Intendant (from Lat. intendens, pres. part. of intendere, to apply the mind to, to watch over; cf. “superintendent”), the name used in early times in France to designate a functionary invested by the king with an important and durable commission.1 As early as the 14th century the title of intendentes or superintendentes financiarum was given to the commissaries appointed by the king to levy the aides, or temporary subsidies. In the 16th century Francis I. created the intendants des finances, permanent functionaries who formed the central and superior administration in financial matters. They took the place of the généraux des finances and the “treasurers of France,” who became provincial functionaries in the various généralités. The intendants des finances existed until the end of the ancien régime; they were at first under the authority of the surintendant, and subsequently under that of the contrôleur général des finances. The intendants des provinces date from the last thirty years of the 16th century. They were commissaries sent by the king with wide powers to restore order in the provinces after the civil wars. Their functions were at first extraordinary and temporary, but a few were retained as permanent state officials, and in course of time they came to be fairly generally distributed over the whole kingdom. The existing territorial divisions were not disturbed, each intendant being placed over a généralité, save in some cases where slight modifications were necessary for administrative purposes. In their functions, however, there is another element worthy of notice. In the 13th and 14th centuries the monarchy had organized a species of inspection (chevauchée) over the provincial functionaries, which was performed by the maîtres des requêtes, and this the reform ordinances of the 16th century sought to revive. This inspectorate passed to the intendant, who became the resident local inspector and supervisor of all the other functionaries in his district; its connexion with the old chevauchée is plainly shown by the fact that the intendants were almost invariably selected from the maîtres des requêtes. The early intendants had naturally been largely concerned with the troops; eventually special military intendants (the only ones that exist in modern French law) were created, but the intendants des provinces retained certain military duties, notably those relating to the housing of the troops.
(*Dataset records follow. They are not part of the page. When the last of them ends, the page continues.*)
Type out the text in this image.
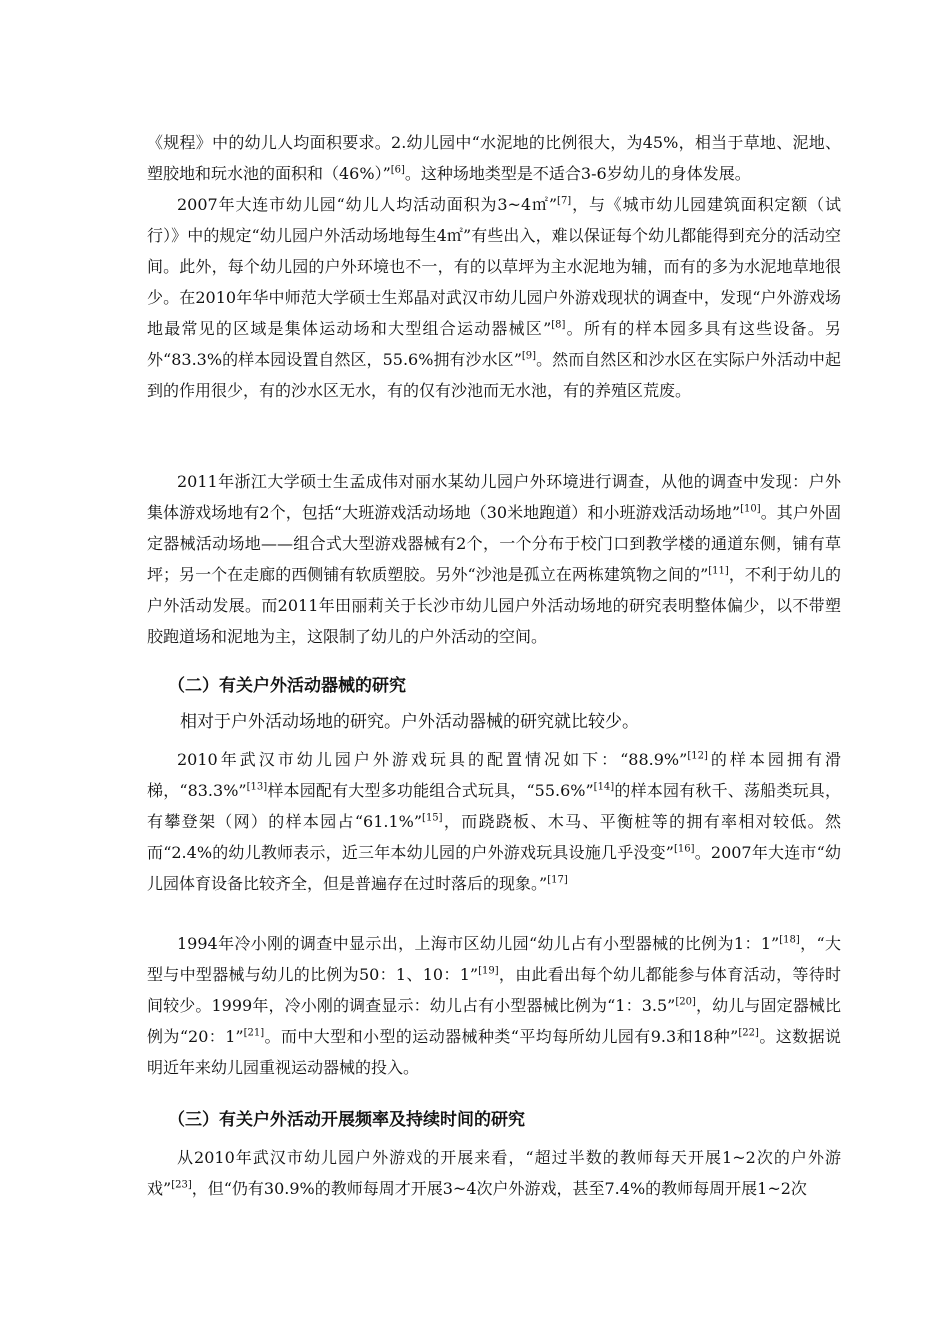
《规程》中的幼儿人均面积要求。2.幼儿园中“水泥地的比例很大，为45%，相当于草地、泥地、塑胶地和玩水池的面积和（46%）”[6]。这种场地类型是不适合3-6岁幼儿的身体发展。

2007年大连市幼儿园“幼儿人均活动面积为3~4㎡”[7]，与《城市幼儿园建筑面积定额（试行）》中的规定“幼儿园户外活动场地每生4㎡”有些出入，难以保证每个幼儿都能得到充分的活动空间。此外，每个幼儿园的户外环境也不一，有的以草坪为主水泥地为辅，而有的多为水泥地草地很少。在2010年华中师范大学硕士生郑晶对武汉市幼儿园户外游戏现状的调查中，发现“户外游戏场地最常见的区域是集体运动场和大型组合运动器械区”[8]。所有的样本园多具有这些设备。另外“83.3%的样本园设置自然区，55.6%拥有沙水区”[9]。然而自然区和沙水区在实际户外活动中起到的作用很少，有的沙水区无水，有的仅有沙池而无水池，有的养殖区荒废。

2011年浙江大学硕士生孟成伟对丽水某幼儿园户外环境进行调查，从他的调查中发现：户外集体游戏场地有2个，包括“大班游戏活动场地（30米地跑道）和小班游戏活动场地”[10]。其户外固定器械活动场地——组合式大型游戏器械有2个，一个分布于校门口到教学楼的通道东侧，铺有草坪；另一个在走廊的西侧铺有软质塑胶。另外“沙池是孤立在两栋建筑物之间的”[11]，不利于幼儿的户外活动发展。而2011年田丽莉关于长沙市幼儿园户外活动场地的研究表明整体偏少，以不带塑胶跑道场和泥地为主，这限制了幼儿的户外活动的空间。

（二）有关户外活动器械的研究

相对于户外活动场地的研究。户外活动器械的研究就比较少。

2010年武汉市幼儿园户外游戏玩具的配置情况如下：“88.9%”[12]的样本园拥有滑梯，“83.3%”[13]样本园配有大型多功能组合式玩具，“55.6%”[14]的样本园有秋千、荡船类玩具，有攀登架（网）的样本园占“61.1%”[15]，而跷跷板、木马、平衡桩等的拥有率相对较低。然而“2.4%的幼儿教师表示，近三年本幼儿园的户外游戏玩具设施几乎没变”[16]。2007年大连市“幼儿园体育设备比较齐全，但是普遍存在过时落后的现象。”[17]

1994年冷小刚的调查中显示出，上海市区幼儿园“幼儿占有小型器械的比例为1：1”[18]，“大型与中型器械与幼儿的比例为50：1、10：1”[19]，由此看出每个幼儿都能参与体育活动，等待时间较少。1999年，冷小刚的调查显示：幼儿占有小型器械比例为“1：3.5”[20]，幼儿与固定器械比例为“20：1”[21]。而中大型和小型的运动器械种类“平均每所幼儿园有9.3和18种”[22]。这数据说明近年来幼儿园重视运动器械的投入。

（三）有关户外活动开展频率及持续时间的研究

从2010年武汉市幼儿园户外游戏的开展来看，“超过半数的教师每天开展1~2次的户外游戏”[23]，但“仍有30.9%的教师每周才开展3~4次户外游戏，甚至7.4%的教师每周开展1~2次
The early intendants were called indifferently intendants de justice or intendants de finances, their full official title being intendants de justice, police et finances, et commissaires, départis dans les généralités du royaume pour l’exécution des ordres de Sa Majesté. This title shows the wide range of their duties, the word “police” in this connexion connoting general administration. Not being officers of the king, but merely commissaries, they could always be recalled, and their powers were fixed by the commission they received from the king. As their functions became pre-eminently administrative the laws of the 17th and 18th centuries referred many questions to their decision, and, in this respect, their powers were determined by law. They became the direct general representatives of the king in each généralité, with authority over the other officials, whom they were empowered to censure, suspend or sometimes even replace. They were in constant touch with the king’s council, with which they were connected by their original rights as maîtres des requêtes. In the first half of the 17th century they encountered some opposition from the governors of provinces, who had formerly been the direct political representatives of the crown, and also from the parliaments, which traditionally intervened in the administration, especially by means of arrêts de règlement (decisions, from which there was no appeal, regulating questions of procedure, civil law or custom). The intendants, however, were energetically supported, and so complete was their triumph that in the 18th century governors of provinces could not enter upon their duties without formal lettres de résidence.
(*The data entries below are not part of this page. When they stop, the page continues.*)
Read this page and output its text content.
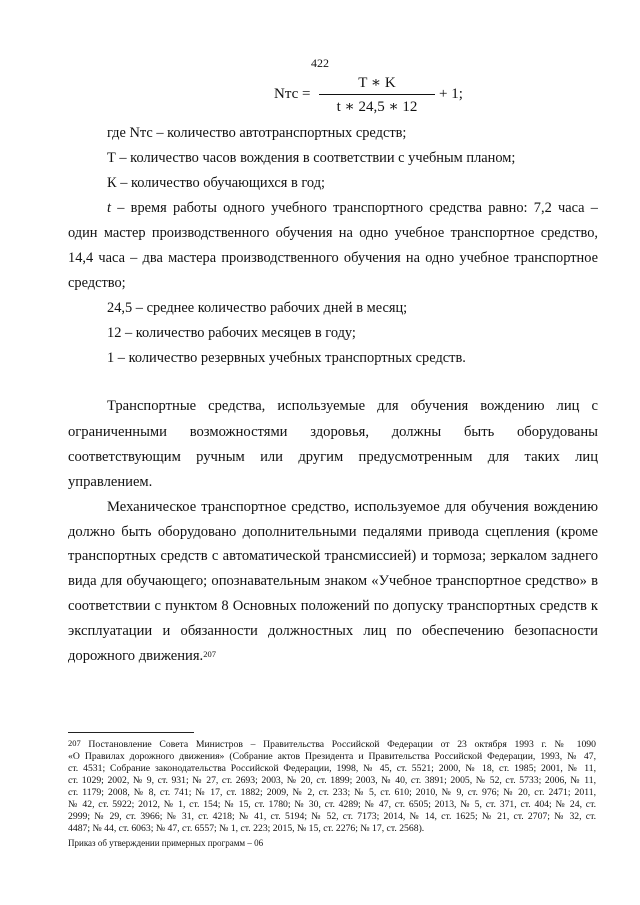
422
Nтс =
T ∗ K
t ∗ 24,5 ∗ 12
+ 1;
где Nтс – количество автотранспортных средств;
Т – количество часов вождения в соответствии с учебным планом;
К – количество обучающихся в год;
t – время работы одного учебного транспортного средства равно: 7,2 часа –
один мастер производственного обучения на одно учебное транспортное средство,
14,4 часа – два мастера производственного обучения на одно учебное транспортное
средство;
24,5 – среднее количество рабочих дней в месяц;
12 – количество рабочих месяцев в году;
1 – количество резервных учебных транспортных средств.
Транспортные средства, используемые для обучения вождению лиц с
ограниченными возможностями здоровья, должны быть оборудованы
соответствующим ручным или другим предусмотренным для таких лиц
управлением.
Механическое транспортное средство, используемое для обучения вождению
должно быть оборудовано дополнительными педалями привода сцепления (кроме
транспортных средств с автоматической трансмиссией) и тормоза; зеркалом заднего
вида для обучающего; опознавательным знаком «Учебное транспортное средство» в
соответствии с пунктом 8 Основных положений по допуску транспортных средств к
эксплуатации и обязанности должностных лиц по обеспечению безопасности
дорожного движения.$^{207}$
$^{207}$ Постановление Совета Министров – Правительства Российской Федерации от 23 октября 1993 г. № 1090
«О Правилах дорожного движения» (Собрание актов Президента и Правительства Российской Федерации, 1993, № 47,
ст. 4531; Собрание законодательства Российской Федерации, 1998, № 45, ст. 5521; 2000, № 18, ст. 1985; 2001, № 11,
ст. 1029; 2002, № 9, ст. 931; № 27, ст. 2693; 2003, № 20, ст. 1899; 2003, № 40, ст. 3891; 2005, № 52, ст. 5733; 2006, № 11,
ст. 1179; 2008, № 8, ст. 741; № 17, ст. 1882; 2009, № 2, ст. 233; № 5, ст. 610; 2010, № 9, ст. 976; № 20, ст. 2471; 2011,
№ 42, ст. 5922; 2012, № 1, ст. 154; № 15, ст. 1780; № 30, ст. 4289; № 47, ст. 6505; 2013, № 5, ст. 371, ст. 404; № 24, ст.
2999; № 29, ст. 3966; № 31, ст. 4218; № 41, ст. 5194; № 52, ст. 7173; 2014, № 14, ст. 1625; № 21, ст. 2707; № 32, ст.
4487; № 44, ст. 6063; № 47, ст. 6557; № 1, ст. 223; 2015, № 15, ст. 2276; № 17, ст. 2568).
Приказ об утверждении примерных программ – 06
The intendants had wide powers in the drawing by lot of the militia and in the royal corvées for the making and repair of the high roads, and were largely concerned with the administration of the taille, in which they effected useful reforms. They were the sole administrators of the principal direct and indirect imposts created in the second half of the 17th century and in the 18th century, and had full powers to settle disputes arising out of these taxes. Owing to the vast size of the districts allotted to the intendants (there were no more than thirty-two intendants in 1788), they often felt the need of assistants. As commissaries of the king, they could delegate their powers to sub-délégués, who were, however, not royal officials, but merely mandatories of the intendant. Decisions of the intendant could be carried to the king’s council, and those of the sub-délégué to the intendant.
See Gabriel Hanotaux, Origines de l’institution des intendants des provinces (1884); D’Arbois de Jubainville, L’Administration des intendants d’après les archives de l’Aube (1880); P. Ardascheff, Provintzalnaya administratsiya vo Frantsii ve poshednoyo porou starago poryadka: provintsialny Intendanty (St Petersburg, 1900-1906).
1 In Germany the title Intendant is applied to the head of public institutions, more particularly to the high officials in charge of court theatres, royal gardens, palaces and the like. The director of certain civic theatres is now also sometimes styled Intendant. The title Generalintendant implies the same official duties, but higher rank. In the German army the Intendantur corresponds to the British quartermaster-general’s and financial departments of the War Office, the French intendance militaire. Subordinate to these are the intendances (Intendanturen) under general officers commanding, the heads of which are in Germany called Korpsintendanten, and in France intendants-généraux, intendants militaires, &c. (see Army, § 58).